'Inherent Vice' Is Paul Thomas Anderson's Hilarious Choose Your Own Adventure Tale [Movie Review]

Paul Thomas Anderson never ceases to amaze. He makes a rain of frogs look plausible, turns Adam Sandler into an actor, and makes an iconic image out of drinking milkshakes. He's always doing something surprising and wonderful. Anderson's latest film, Inherent Vice, is two hours of those moments loosely strung together with a detective narrative.

Based on the novel by Thomas Pynchon, Inherent Vice stars Joaquin Phoenix as Doc, a ratty detective whose mysterious ex-girlfriend Shasta (Katherine Waterston) asks for help with a supposed plot against her new squeeze. Doc obliges, as Doc does with many people in the film, but the movie never really cares about solving this mystery. It's more interested in Doc's pot-infused, Choose Your Own Adventure lifestyle where he says "yes" to everything and takes the ride that follows.

That ride introduces some absolutely insane, memorable characters played by the likes of Josh Brolin, Martin Short, Reese Withersooon, Owen Wilson, Benicio Del Toro, Eric Roberts, Maya Rudolph and Jena Malone, all of whom pop in and out of Doc's life on a whim. Some play significant roles, others do not, but Inherent Vice isn't a movie about connecting these points. It's pretty much just about the trip.

Inherent Vice had its Los Angeles Premiere at the AFI Fest presented by Audi and you can continue reading our Inherent Vice movie review below.Inherent Vice review

The Secret to Inherent Vice

The key to enjoying Inherent Vice is simple: don't worry about the story. That sounds like an odd note when you go to a movie; aren't movies supposed to tell stories? They are, yes, but they also offer experiences and concepts. The story of Inherent Vice is probably the fourth or fifth most important thing on Anderson's mind, and some may call that a flaw. In my opinion, by prioritizing character, dialogue, setting and performance,  Anderson creates not only an ode to the book's author, but to '60s California.

PTA's California is Highly Unpredictable

California is something Anderson obviously loves. The California of Inherent Vice is even more specific and weird than that of Boogie Nights, Magnolia and There Will Be Blood all rolled into one. We literally have no idea what could be coming next on Doc's journey. Maybe he goes to a sex shop. Maybe he inquires about a pirate ship. Maybe he ends up snorting coke at a dentists office. All the while, Anderson's script makes it feel like all these things are going to connect. We hear familiar names consistently. This guy knows that guy and there's a look of recognition on Doc's face. But then it goes away as he just continues to dive into every situation head first like it was his sole purpose in life. That determination to live in the moment creates a very unique feeling. Inherent Vice is a comedy noir with layers of comedy all wrapped in a weird, laid back package.

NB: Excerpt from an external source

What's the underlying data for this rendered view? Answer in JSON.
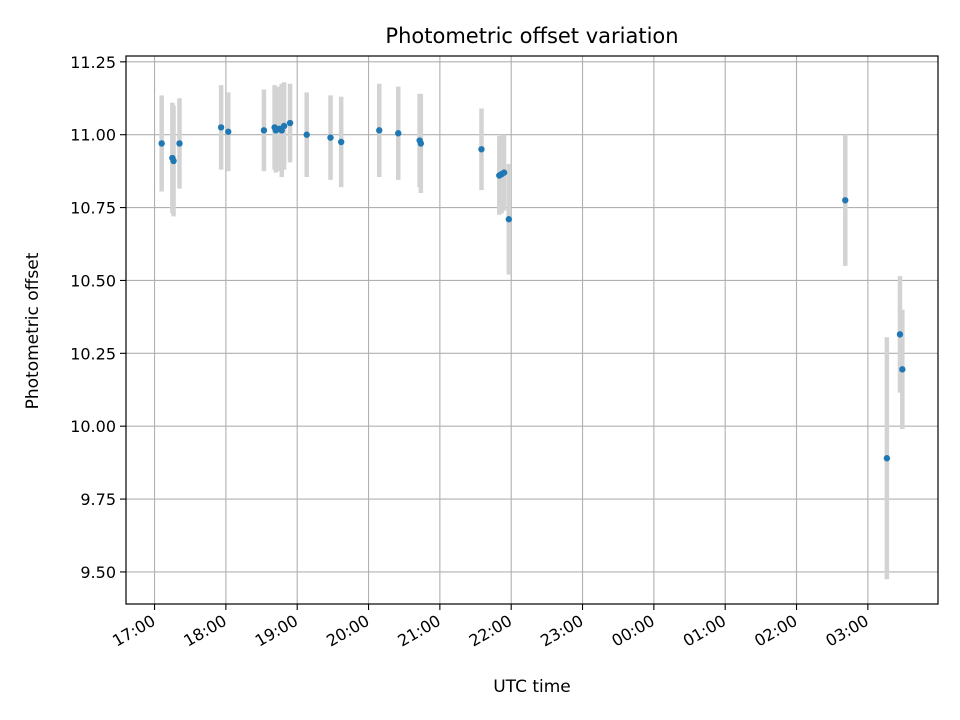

Comparisons to The Big Lebowski, at least in terms of humor and tone, are not off base.

From Top to Bottom, A Stellar Cast

The cast of Inherent Vice is stellar, from the leads all the way down to the background extras. Everyone is dedicated to Anderson's vision. As usual, Phoenix is a revelation as Doc. He's in every scene and you can't take your eyes off his his facial expressions, facial hair and hat collection. (So: applaud the costume and hair and makeup teams, too.) Josh Brolin, as a wild police detective nicknamed Bigfoot, borders on madness in the best possible way. And as Shasta, an essential role but the smallest one of the bunch, Waterston radiates an undeniable charm and mystery perfect for the role. Other standouts are Martin Short, and newcomer Hong Chau in the film's most bat-shit but memorable role.

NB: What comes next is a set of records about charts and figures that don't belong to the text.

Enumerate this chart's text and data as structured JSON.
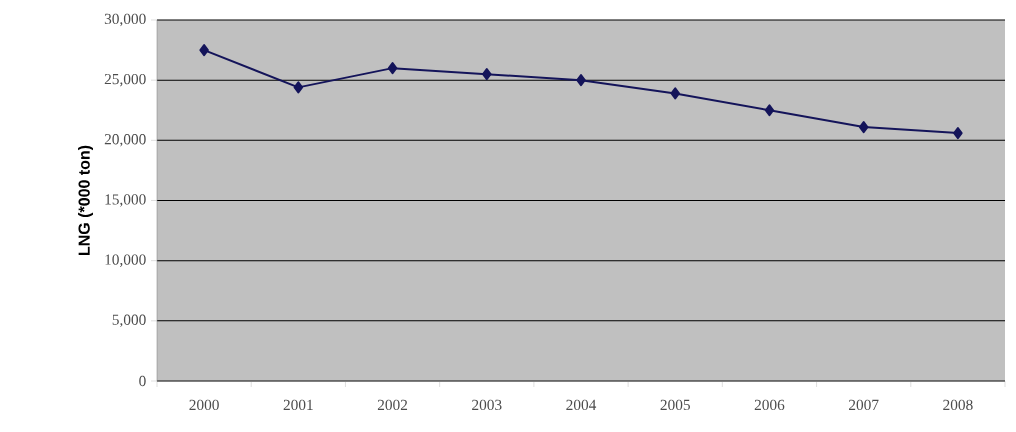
{
  "chart_data": {
    "type": "line",
    "ylabel": "LNG (*000 ton)",
    "categories": [
      "2000",
      "2001",
      "2002",
      "2003",
      "2004",
      "2005",
      "2006",
      "2007",
      "2008"
    ],
    "series": [
      {
        "color": "#14145a",
        "values": [
          27500,
          24400,
          26000,
          25500,
          25000,
          23900,
          22500,
          21100,
          20600
        ]
      }
    ],
    "ylim": [
      0,
      30000
    ],
    "yticks": [
      {
        "value": 0,
        "label": "0"
      },
      {
        "value": 5000,
        "label": "5,000"
      },
      {
        "value": 10000,
        "label": "10,000"
      },
      {
        "value": 15000,
        "label": "15,000"
      },
      {
        "value": 20000,
        "label": "20,000"
      },
      {
        "value": 25000,
        "label": "25,000"
      },
      {
        "value": 30000,
        "label": "30,000"
      }
    ],
    "grid": "y",
    "marker": "diamond",
    "line_style": "solid"
  }
}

More Pynchon, Less Anderson

One knock, if you can call it that, against Inherent Vice is that Anderson's typically bold directorial style is slightly muted in the film. His epic, sweeping long shots are reined in, and most of the storytelling is done with medium shots, giving Inherent Vice a more personal feel than some of his other films. I'm sure on a second viewing there will be lots more to see, but here Anderson seems less interested in being the auteur than in making a movie that captures the style and feel of Thomas Pynchon. As noble as that is, I wanted a tad more Anderson in the director's latest.

The Verdict

Inherent Vice is not for everyone. It's difficult, it's weird, and it may be divisive. Yet it is also hilarious, quirky and incredibly entertaining. It's a film begging either to be studied, or left on in the background during a party. However you want to look at it, Inherent Vice fits Anderson's vision./Film rating: 9 of 10Inherent Vice opens limited on December 12. It expands January 9.